WASHINGTON (Reuters) - The White House on Monday threatened to veto legislation pending in the U.S. House of Representatives that would require the first big increase in three decades in the country's automobile fuel efficiency.
Congressional Democrats have hammered out a complicated deal that could result in a 40 percent boost in fuel efficiency standards by 2020.
The White House said it opposed provisions expected to be included in the bill that would require utilities to get 15 percent of their electricity from renewable sources by 2020, and raise taxes on oil and natural gas companies.
"It appears Congress may intend to produce a bill the President cannot sign," top White House economic advisor Allan Hubbard said in a letter to House Speaker Nancy Pelosi.
The keystone of the House energy bill -- expected to see a vote this week -- would raise fuel-economy standards to 35 miles per gallon.
The White House has backed a rise in fuel economy standards as well as a boost in renewable fuels like ethanol, which is also expected to be included.
But by seeking to include renewable requirements for utilities and higher taxes for oil companies, Pelosi is "playing chicken" with the White House and the Senate, said Kevin Book, an analyst with Friedman, Billings, Ramsey and Co.
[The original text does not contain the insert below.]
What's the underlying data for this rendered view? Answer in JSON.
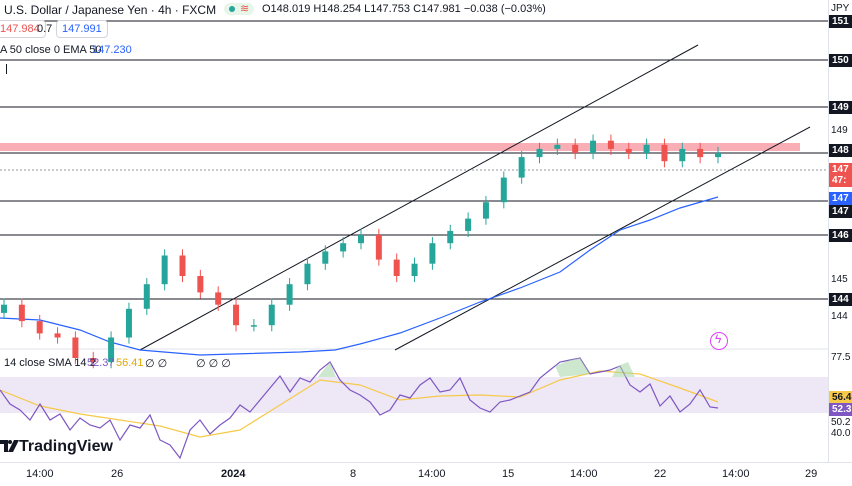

With primary elections in states like Iowa looming in early 2008, Democrats and Republicans alike are under the gun to show that they are working to ease the pain of $90 oil and $3 gasoline prices on consumers, Book said in a report.
For that reason, "We expect the House to proceed back to a leaner energy bill" that will escape a White House veto and a possible filibuster threat in the Senate, Book said.
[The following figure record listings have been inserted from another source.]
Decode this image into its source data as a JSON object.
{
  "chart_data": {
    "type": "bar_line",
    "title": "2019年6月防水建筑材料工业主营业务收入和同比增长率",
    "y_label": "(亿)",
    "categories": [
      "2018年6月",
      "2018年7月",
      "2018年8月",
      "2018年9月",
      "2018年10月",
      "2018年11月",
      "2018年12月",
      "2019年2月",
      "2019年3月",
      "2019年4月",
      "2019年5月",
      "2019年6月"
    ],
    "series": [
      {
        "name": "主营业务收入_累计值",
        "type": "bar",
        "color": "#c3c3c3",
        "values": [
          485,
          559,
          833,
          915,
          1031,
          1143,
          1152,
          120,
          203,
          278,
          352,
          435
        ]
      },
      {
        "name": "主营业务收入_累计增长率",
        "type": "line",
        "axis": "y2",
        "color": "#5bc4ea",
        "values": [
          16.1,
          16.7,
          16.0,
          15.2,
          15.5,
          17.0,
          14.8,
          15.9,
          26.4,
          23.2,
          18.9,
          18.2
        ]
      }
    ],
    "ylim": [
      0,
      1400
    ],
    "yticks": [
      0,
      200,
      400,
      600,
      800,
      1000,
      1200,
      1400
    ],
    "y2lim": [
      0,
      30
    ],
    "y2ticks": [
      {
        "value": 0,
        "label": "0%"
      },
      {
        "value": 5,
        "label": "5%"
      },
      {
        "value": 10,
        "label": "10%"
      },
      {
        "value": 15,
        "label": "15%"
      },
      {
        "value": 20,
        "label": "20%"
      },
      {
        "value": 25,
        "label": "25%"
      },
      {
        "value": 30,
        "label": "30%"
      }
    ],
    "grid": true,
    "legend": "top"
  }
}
Gasoline demand accounts for about 45 percent of the almost 21 million barrels of oil consumed in the United States daily. Many energy experts say the most effective way to reduce U.S. oil imports is to boost vehicle fuel efficiency.
In a key concession to Detroit automakers, the deal sets separate standards for cars and light trucks -- a departure from Senate-passed legislation that sets unified standards.
Sen. Pete Domenici, senior Republican on the Senate Energy Committee, told his staff to cease negotiating with Democrats on energy legislation. He said the renewable electricity standard made the bill "untenable for many in the Senate."
WHERE THE WIND DOESN'T BLOW
Utilities oppose Pelosi's proposal, which would impose penalties on those that fail to get 15 percent of their electricity from renewable sources by 2020. The provision has been included in prior energy legislation passed in the House but not the Senate.
Utilities in Southeast and Midwest states lacking the wind needed to justify new wind turbines would have to pay billions of dollars in penalties.
Once the House passes its energy bill, the Senate would take up an identical measure, avoiding a bargaining session to rectify differences that have hamstrung previous energy legislation. But inclusion of the renewable electricity standard could spark a Senate filibuster, which would take 60 of 100 votes to overcome.
Senate Majority Leader Harry Reid said he spoke on Monday with Domenici and Democrat Jeff Bingaman, chairman of the energy committee, about the House measure and he believes there will be 60 lawmakers in the Senate for the energy bill, even with a renewable electricity standard.
"I think yes, we do have enough votes, but time will tell," Reid told reporters on Capitol Hill. Reid said he expects the House to send the Senate the energy legislation this week.